Кисворд разразился ругательствами и умчался, нелепо подёргиваясь на ходу. Стук его сапог замер в глубине дома.
— Да-а-а, — протянул Абрамсон, осматриваясь. — Кажется, мы напрасно побеспокоили эту семью.
— Вовсе нет. По крайней мере, выяснили, что у Сандерс не было романа с Полом, — возразила Глория.
Полковник хмыкнул.
Я подошёл к окну и выглянул во двор. Там было темно, только холодный свет месяца лежал на земле бледными бесформенными пятнами. Я вдруг испытал безотчётный страх — мне мучительно захотелось бросить всё и уехать из Доркинга. Не могу объяснить это иначе, как предчувствием.
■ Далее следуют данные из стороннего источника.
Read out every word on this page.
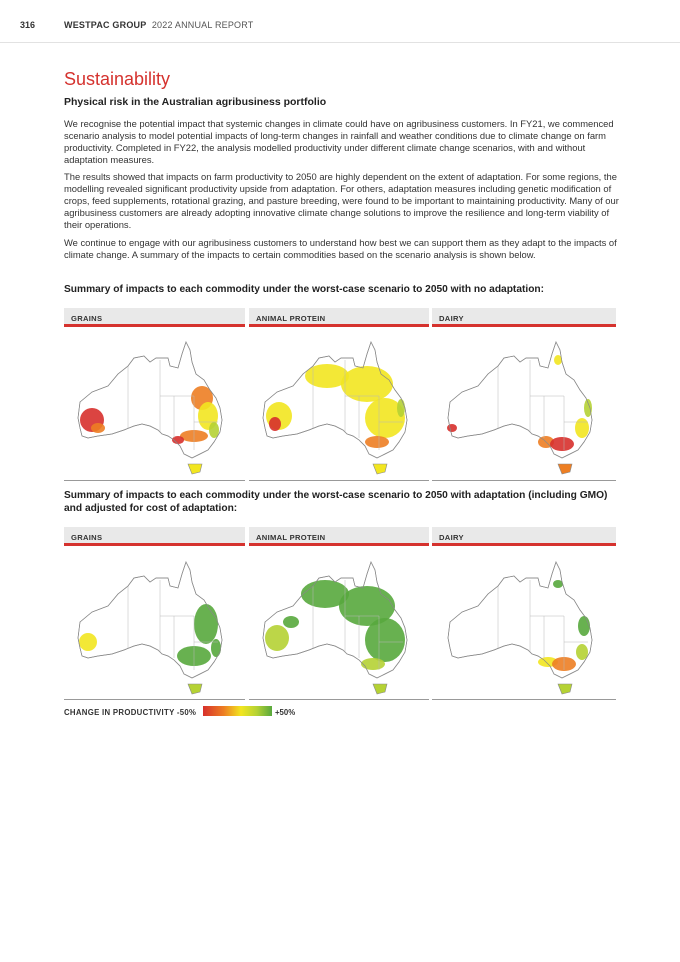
316	WESTPAC GROUP 2022 ANNUAL REPORT
Sustainability
Physical risk in the Australian agribusiness portfolio

We recognise the potential impact that systemic changes in climate could have on agribusiness customers. In FY21, we commenced scenario analysis to model potential impacts of long-term changes in rainfall and weather conditions due to climate change on farm productivity. Completed in FY22, the analysis modelled productivity under different climate change scenarios, with and without adaptation measures.

The results showed that impacts on farm productivity to 2050 are highly dependent on the extent of adaptation. For some regions, the modelling revealed significant productivity upside from adaptation. For others, adaptation measures including genetic modification of crops, feed supplements, rotational grazing, and pasture breeding, were found to be important to maintaining productivity. Many of our agribusiness customers are already adopting innovative climate change solutions to improve the resilience and long-term viability of their operations.

We continue to engage with our agribusiness customers to understand how best we can support them as they adapt to the impacts of climate change. A summary of the impacts to certain commodities based on the scenario analysis is shown below.

Summary of impacts to each commodity under the worst-case scenario to 2050 with no adaptation:

GRAINS	ANIMAL PROTEIN	DAIRY

Summary of impacts to each commodity under the worst-case scenario to 2050 with adaptation (including GMO) and adjusted for cost of adaptation:

GRAINS	ANIMAL PROTEIN	DAIRY
CHANGE IN PRODUCTIVITY -50%	+50%
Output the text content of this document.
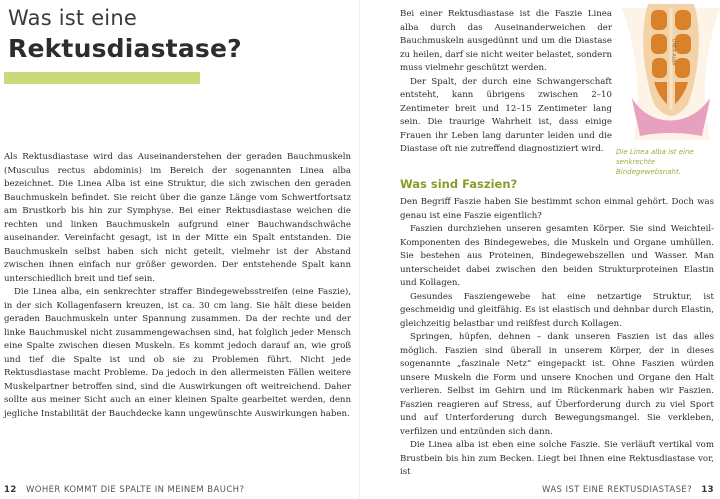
Was ist eine
Rektusdiastase?

Als Rektusdiastase wird das Auseinanderstehen der geraden Bauchmuskeln (Musculus rectus abdominis) im Bereich der sogenannten Linea alba bezeichnet. Die Linea Alba ist eine Struktur, die sich zwischen den geraden Bauchmuskeln befindet. Sie reicht über die ganze Länge vom Schwertfortsatz am Brustkorb bis hin zur Symphyse. Bei einer Rektusdiastase weichen die rechten und linken Bauchmuskeln aufgrund einer Bauchwandschwäche auseinander. Vereinfacht gesagt, ist in der Mitte ein Spalt entstanden. Die Bauchmuskeln selbst haben sich nicht geteilt, vielmehr ist der Abstand zwischen ihnen einfach nur größer geworden. Der entstehende Spalt kann unterschiedlich breit und tief sein.

Die Linea alba, ein senkrechter straffer Bindegewebsstreifen (eine Faszie), in der sich Kollagenfasern kreuzen, ist ca. 30 cm lang. Sie hält diese beiden geraden Bauchmuskeln unter Spannung zusammen. Da der rechte und der linke Bauchmuskel nicht zusammengewachsen sind, hat folglich jeder Mensch eine Spalte zwischen diesen Muskeln. Es kommt jedoch darauf an, wie groß und tief die Spalte ist und ob sie zu Problemen führt. Nicht jede Rektusdiastase macht Probleme. Da jedoch in den allermeisten Fällen weitere Muskelpartner betroffen sind, sind die Auswirkungen oft weitreichend. Daher sollte aus meiner Sicht auch an einer kleinen Spalte gearbeitet werden, denn jegliche Instabilität der Bauchdecke kann ungewünschte Auswirkungen haben.

Bei einer Rektusdiastase ist die Faszie Linea alba durch das Auseinanderweichen der Bauchmuskeln ausgedünnt und um die Diastase zu heilen, darf sie nicht weiter belastet, sondern muss vielmehr geschützt werden.

Der Spalt, der durch eine Schwangerschaft entsteht, kann übrigens zwischen 2–10 Zentimeter breit und 12–15 Zentimeter lang sein. Die traurige Wahrheit ist, dass einige Frauen ihr Leben lang darunter leiden und die Diastase oft nie zutreffend diagnostiziert wird.

LINEA ALBA
Die Linea alba ist eine senkrechte Bindegewebsnaht.
Was sind Faszien?

Den Begriff Faszie haben Sie bestimmt schon einmal gehört. Doch was genau ist eine Faszie eigentlich?

Faszien durchziehen unseren gesamten Körper. Sie sind Weichteil-Komponenten des Bindegewebes, die Muskeln und Organe umhüllen. Sie bestehen aus Proteinen, Bindegewebszellen und Wasser. Man unterscheidet dabei zwischen den beiden Strukturproteinen Elastin und Kollagen.

Gesundes Fasziengewebe hat eine netzartige Struktur, ist geschmeidig und gleitfähig. Es ist elastisch und dehnbar durch Elastin, gleichzeitig belastbar und reißfest durch Kollagen.

Springen, hüpfen, dehnen – dank unseren Faszien ist das alles möglich. Faszien sind überall in unserem Körper, der in dieses sogenannte „faszinale Netz“ eingepackt ist. Ohne Faszien würden unsere Muskeln die Form und unsere Knochen und Organe den Halt verlieren. Selbst im Gehirn und im Rückenmark haben wir Faszien. Faszien reagieren auf Stress, auf Überforderung durch zu viel Sport und auf Unterforderung durch Bewegungsmangel. Sie verkleben, verfilzen und entzünden sich dann.

Die Linea alba ist eben eine solche Faszie. Sie verläuft vertikal vom Brustbein bis hin zum Becken. Liegt bei Ihnen eine Rektusdiastase vor, ist

12 WOHER KOMMT DIE SPALTE IN MEINEM BAUCH?	WAS IST EINE REKTUSDIASTASE? 13
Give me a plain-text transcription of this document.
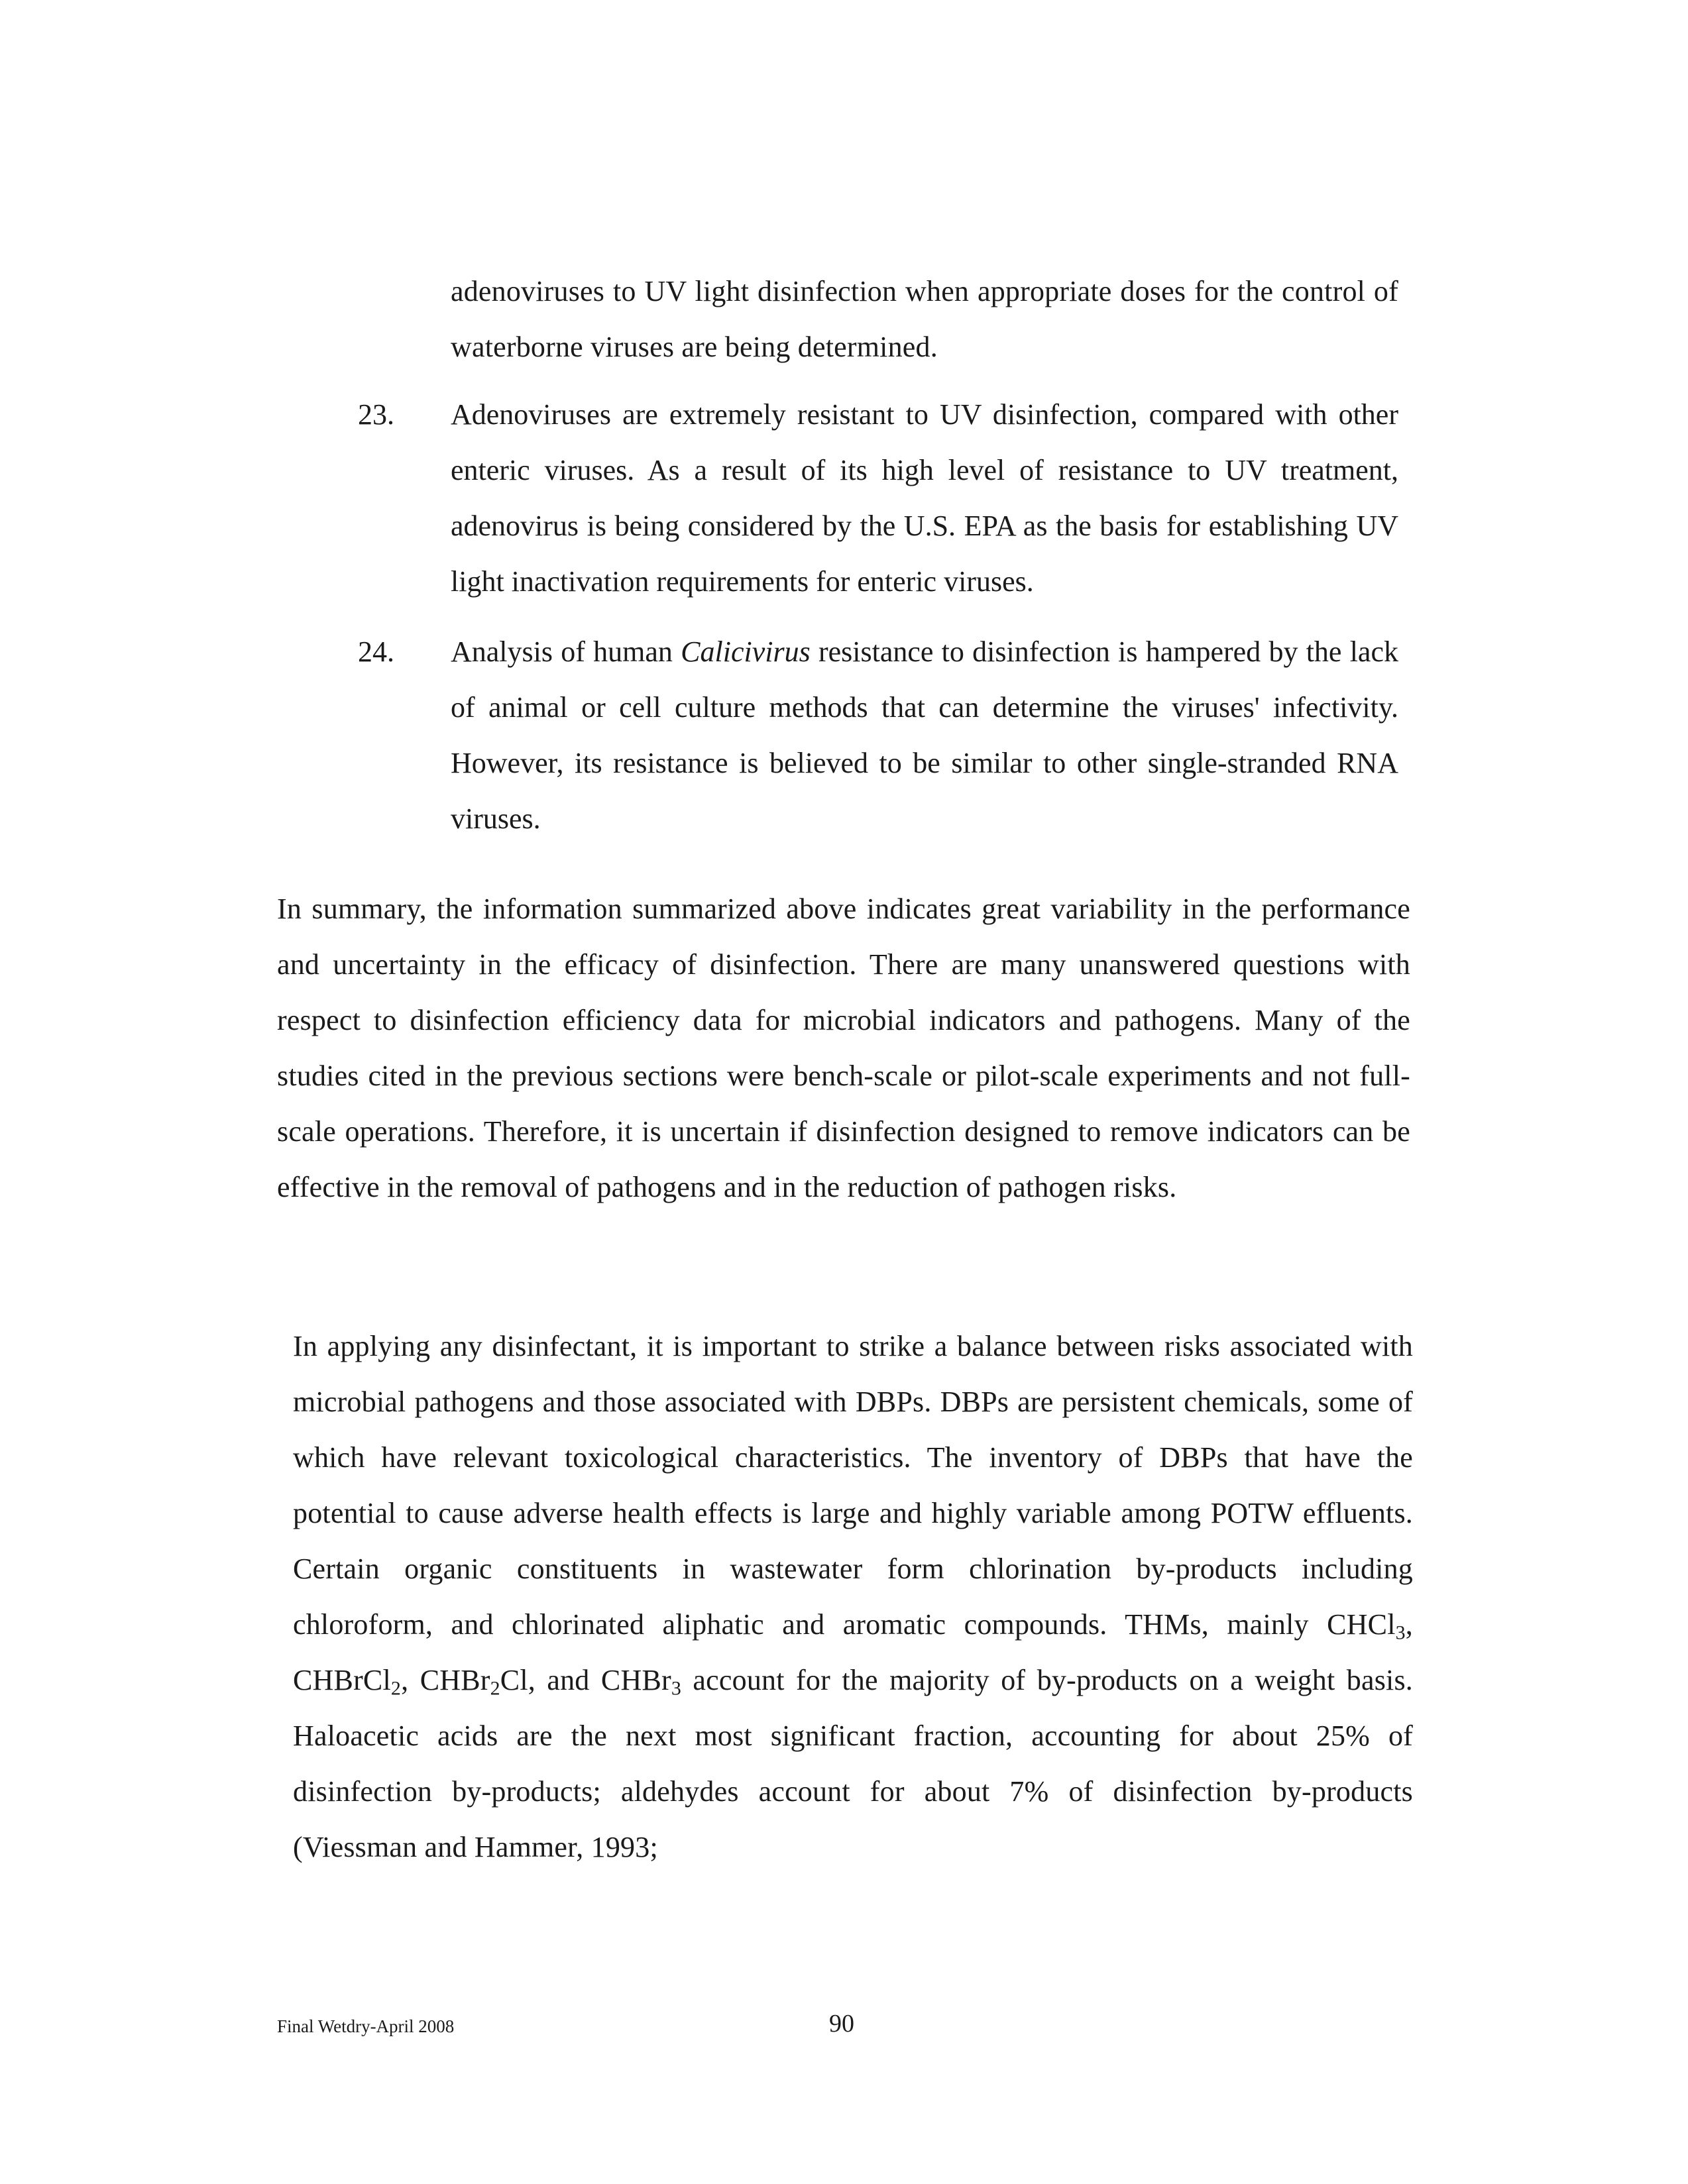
adenoviruses to UV light disinfection when appropriate doses for the control of waterborne viruses are being determined.

23.	Adenoviruses are extremely resistant to UV disinfection, compared with other enteric viruses. As a result of its high level of resistance to UV treatment, adenovirus is being considered by the U.S. EPA as the basis for establishing UV light inactivation requirements for enteric viruses.
24.	Analysis of human Calicivirus resistance to disinfection is hampered by the lack of animal or cell culture methods that can determine the viruses' infectivity. However, its resistance is believed to be similar to other single-stranded RNA viruses.

In summary, the information summarized above indicates great variability in the performance and uncertainty in the efficacy of disinfection. There are many unanswered questions with respect to disinfection efficiency data for microbial indicators and pathogens. Many of the studies cited in the previous sections were bench-scale or pilot-scale experiments and not full-scale operations. Therefore, it is uncertain if disinfection designed to remove indicators can be effective in the removal of pathogens and in the reduction of pathogen risks.

In applying any disinfectant, it is important to strike a balance between risks associated with microbial pathogens and those associated with DBPs. DBPs are persistent chemicals, some of which have relevant toxicological characteristics. The inventory of DBPs that have the potential to cause adverse health effects is large and highly variable among POTW effluents. Certain organic constituents in wastewater form chlorination by-products including chloroform, and chlorinated aliphatic and aromatic compounds. THMs, mainly CHCl$_3$, CHBrCl$_2$, CHBr$_2$Cl, and CHBr$_3$ account for the majority of by-products on a weight basis. Haloacetic acids are the next most significant fraction, accounting for about 25% of disinfection by-products; aldehydes account for about 7% of disinfection by-products (Viessman and Hammer, 1993;

Final Wetdry-April 2008	90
Понадобилось не менее минуты, чтобы взять себя в руки. Страх ушёл, но липкое чувство тревоги осталось. Я заставил себя оторвать взгляд от очертаний хозяйственных построек и высившихся дальше деревьев.
В этот момент вернулся, громко причитая, Кисворд. Оказалось, жена не уследила за яблочным пирогом. «Должно быть, подслушивала наш разговор», — подумал я.
Хозяин проводил нас в большую комнату, где мы и расположились на диване и в креслах.
— Позвольте спросить вас о соседе, — сказал я. — Джоне Рауте. Вы с ним знакомы?
— А то как же!
— Что можете о нём сказать?
Кисворд пожал плечами.
— Ума не приложу, что вы хотите знать. Лучше вопросы задавайте — так дело пойдёт лучше.
— Какой образ жизни он ведёт? Ходят ли к нему гости. Друзья, женщины.
— У него бывает много гостей, он ведь газетчик. Но женщину я видел только однажды.
— Вы её знаете?
Кисворд отрицательно покачал головой.
— Можете её описать? — спросила Глория.
— Молодая. Волосы тёмные, вьющиеся. Одета просто.
— Как служанка?
— Может быть. Не знаю. Это было месяца четыре назад, так что я уже подзабыл.
— Вы видели её днём?
— Вечером.
— В будний или выходной день?
— В выходной. Помню, как раз курил у калитки и думал, чем заняться в понедельник. Так что это было в воскресенье.
— А вы хорошо её разглядели? — спросила Глория. — Смогли бы узнать?
Кисворд отрицательно покачал головой.
— Вряд ли. Я же только сбоку её видел.
— Но вы сказали, что она была молода.
— Ну, это и так видно.
— Понятно. А вы не знаете, ваш сосед сейчас дома?
— Должен быть. Час-то поздний. Впрочем, он часто отлучается.
Мы поднялись.
— Не смеем больше отнимать у вас время, — кивнула Глория.
Кисворд неуверенно потоптался на месте.
— Вы не думаете, что Пол имеет какое-нибудь отношение к убийствам?
— Пока не думаем. Всего доброго.
Кисворд проводил нас до калитки.
— Вон его дом, — показал он в сторону одноэтажного здания с застеклённым мезонином, увитым засохшим плющом.
Дом выглядывал из-за разросшихся вязов. Он казался маленьким, будто игрушечным. В двух окнах горел свет.
Распрощавшись с Кисвордом, мы подошли к воротам и постучали. Спустя пару минут нам открыл мужчина лет пятидесяти в потёртой ливрее. Его седые волосы были зачёсаны на затылок так, чтобы прикрывать лысину. Звеня ключами, он выслушал нас, а затем представился. Оказалось, что зовут его Сэм, и он служит батлером.